Depuis le début des années 2020, l’Europe a pour objectif de généraliser l’adoption de la facturation électronique. Dans ce sens, l’Italie, l’Allemagne, le Danemark, le Portugal, l’Espagne et la France, ont instauré la facturation électronique de manière obligatoire dans les relations entre fournisseurs privés et institutions publiques.

Pour se faire des plateformes de dématérialisations publiques ont été mises en place dans chaque pays avec la possibilité ou non de connecter des plateformes privées. Les modèles retenus sont donc différents selon les pays.

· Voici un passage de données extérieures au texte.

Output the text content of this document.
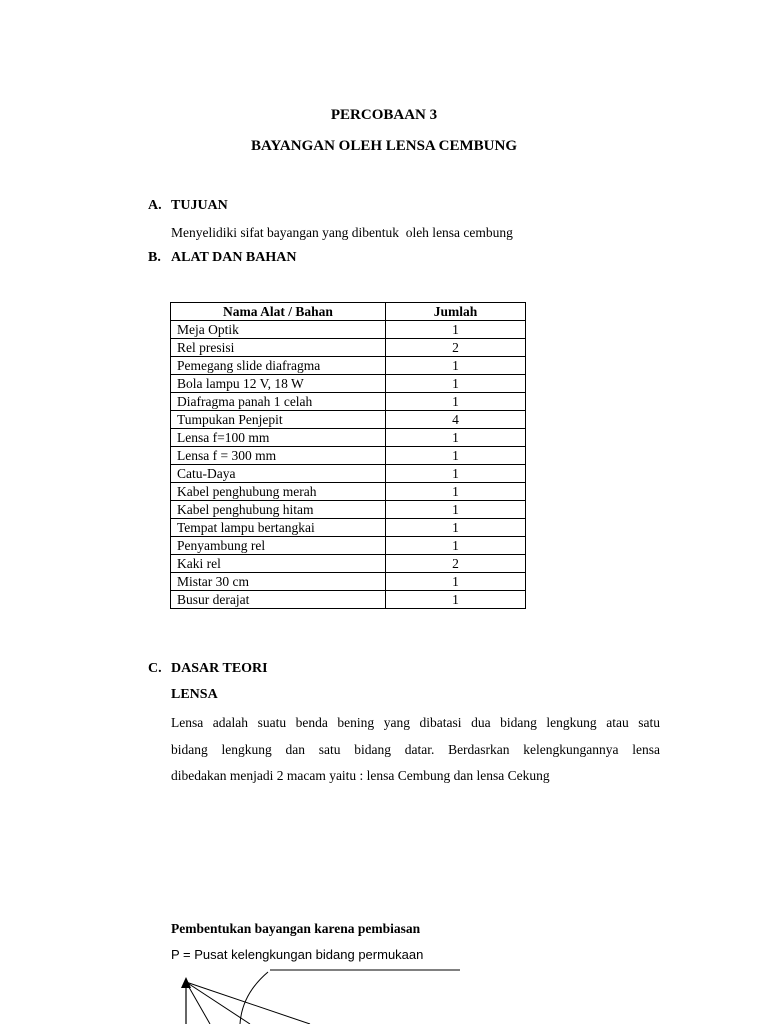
PERCOBAAN 3
BAYANGAN OLEH LENSA CEMBUNG
A. TUJUAN
Menyelidiki sifat bayangan yang dibentuk  oleh lensa cembung
B. ALAT DAN BAHAN
Nama Alat / Bahan	Jumlah
Meja Optik	1
Rel presisi	2
Pemegang slide diafragma	1
Bola lampu 12 V, 18 W	1
Diafragma panah 1 celah	1
Tumpukan Penjepit	4
Lensa f=100 mm	1
Lensa f = 300 mm	1
Catu-Daya	1
Kabel penghubung merah	1
Kabel penghubung hitam	1
Tempat lampu bertangkai	1
Penyambung rel	1
Kaki rel	2
Mistar 30 cm	1
Busur derajat	1
C. DASAR TEORI
LENSA
Lensa adalah suatu benda bening yang dibatasi dua bidang lengkung atau satu
bidang lengkung dan satu bidang datar. Berdasrkan kelengkungannya lensa
dibedakan menjadi 2 macam yaitu : lensa Cembung dan lensa Cekung
Pembentukan bayangan karena pembiasan
P = Pusat kelengkungan bidang permukaan
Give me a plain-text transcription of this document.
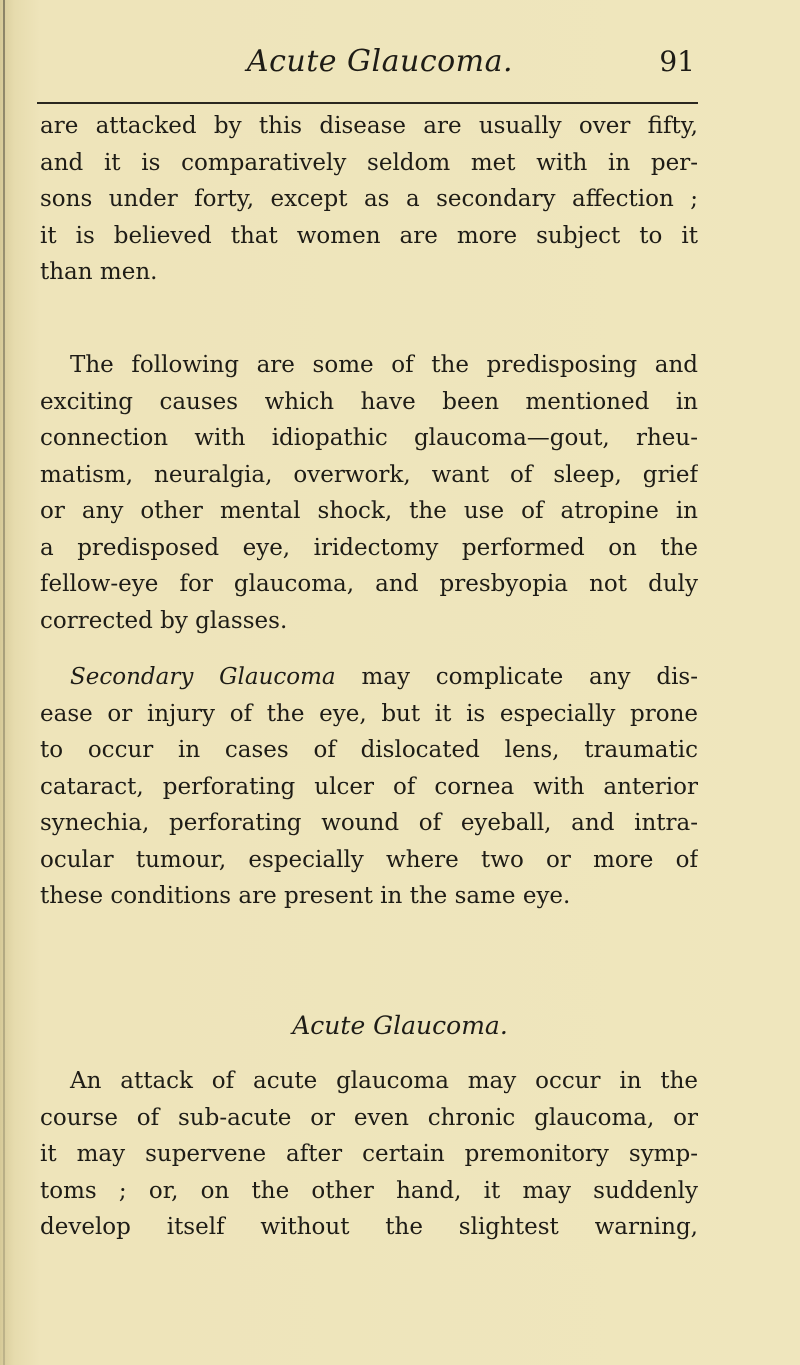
Acute Glaucoma.	91
are attacked by this disease are usually over fifty,
and it is comparatively seldom met with in per-
sons under forty, except as a secondary affection ;
it is believed that women are more subject to it
than men.
The following are some of the predisposing and
exciting causes which have been mentioned in
connection with idiopathic glaucoma—gout, rheu-
matism, neuralgia, overwork, want of sleep, grief
or any other mental shock, the use of atropine in
a predisposed eye, iridectomy performed on the
fellow-eye for glaucoma, and presbyopia not duly
corrected by glasses.
Secondary Glaucoma may complicate any dis-
ease or injury of the eye, but it is especially prone
to occur in cases of dislocated lens, traumatic
cataract, perforating ulcer of cornea with anterior
synechia, perforating wound of eyeball, and intra-
ocular tumour, especially where two or more of
these conditions are present in the same eye.
Acute Glaucoma.
An attack of acute glaucoma may occur in the
course of sub-acute or even chronic glaucoma, or
it may supervene after certain premonitory symp-
toms ; or, on the other hand, it may suddenly
develop itself without the slightest warning,
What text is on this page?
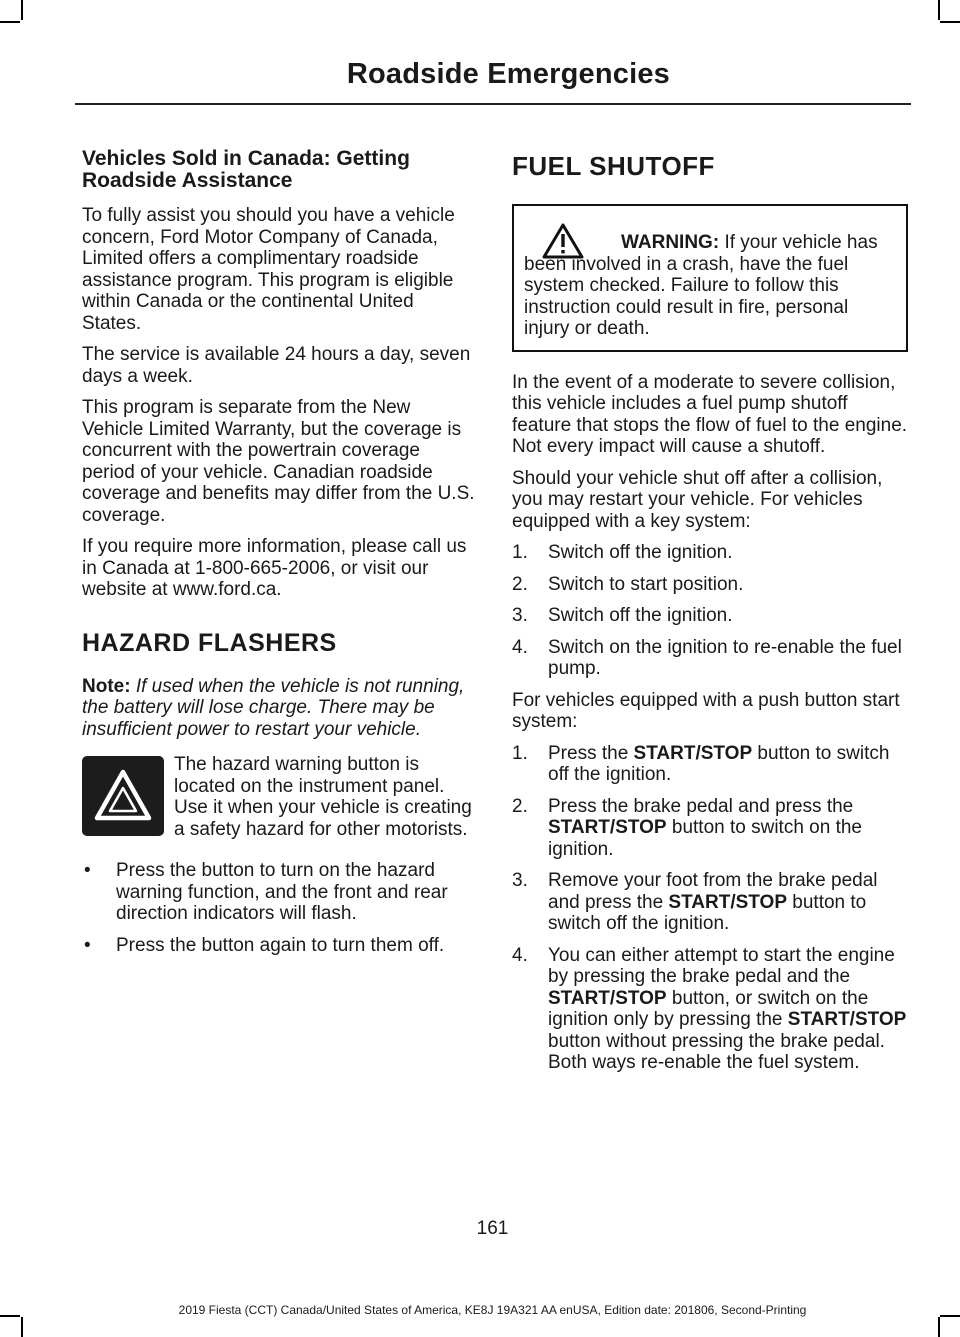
Roadside Emergencies
Vehicles Sold in Canada: Getting Roadside Assistance

To fully assist you should you have a vehicle concern, Ford Motor Company of Canada, Limited offers a complimentary roadside assistance program. This program is eligible within Canada or the continental United States.

The service is available 24 hours a day, seven days a week.

This program is separate from the New Vehicle Limited Warranty, but the coverage is concurrent with the powertrain coverage period of your vehicle. Canadian roadside coverage and benefits may differ from the U.S. coverage.

If you require more information, please call us in Canada at 1-800-665-2006, or visit our website at www.ford.ca.

HAZARD FLASHERS

Note: If used when the vehicle is not running, the battery will lose charge. There may be insufficient power to restart your vehicle.

The hazard warning button is located on the instrument panel. Use it when your vehicle is creating a safety hazard for other motorists.

• Press the button to turn on the hazard warning function, and the front and rear direction indicators will flash.
• Press the button again to turn them off.
FUEL SHUTOFF

WARNING: If your vehicle has been involved in a crash, have the fuel system checked. Failure to follow this instruction could result in fire, personal injury or death.

In the event of a moderate to severe collision, this vehicle includes a fuel pump shutoff feature that stops the flow of fuel to the engine. Not every impact will cause a shutoff.

Should your vehicle shut off after a collision, you may restart your vehicle. For vehicles equipped with a key system:

1. Switch off the ignition.
2. Switch to start position.
3. Switch off the ignition.
4. Switch on the ignition to re-enable the fuel pump.

For vehicles equipped with a push button start system:

1. Press the START/STOP button to switch off the ignition.
2. Press the brake pedal and press the START/STOP button to switch on the ignition.
3. Remove your foot from the brake pedal and press the START/STOP button to switch off the ignition.
4. You can either attempt to start the engine by pressing the brake pedal and the START/STOP button, or switch on the ignition only by pressing the START/STOP button without pressing the brake pedal. Both ways re-enable the fuel system.
161
2019 Fiesta (CCT) Canada/United States of America, KE8J 19A321 AA enUSA, Edition date: 201806, Second-Printing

Cette disparité des processus dans les différents pays européens amène globalement une question de taille : comment faire pour adapter les processus de tous les pays à mon entreprise internationale ?

Pour les administrations publiques, qui dans des temporalités différentes mais courtes vont généraliser les échanges de factures dématérialisées entre les entreprises, l’enjeu est donc de ne pas trop complexifier les processus internes des entreprises.

Néanmoins, les discussions entre les pays européens permettent de rassurer quant à l’harmonisation globale des méthodologies de dématérialisation pour les multinationales.

Quel scénario de mise en œuvre par les entreprises ?

La stratégie et la trajectoire pour remplir les obligations à l’échéance[2] dépendent du niveau de maturité de chaque entreprise.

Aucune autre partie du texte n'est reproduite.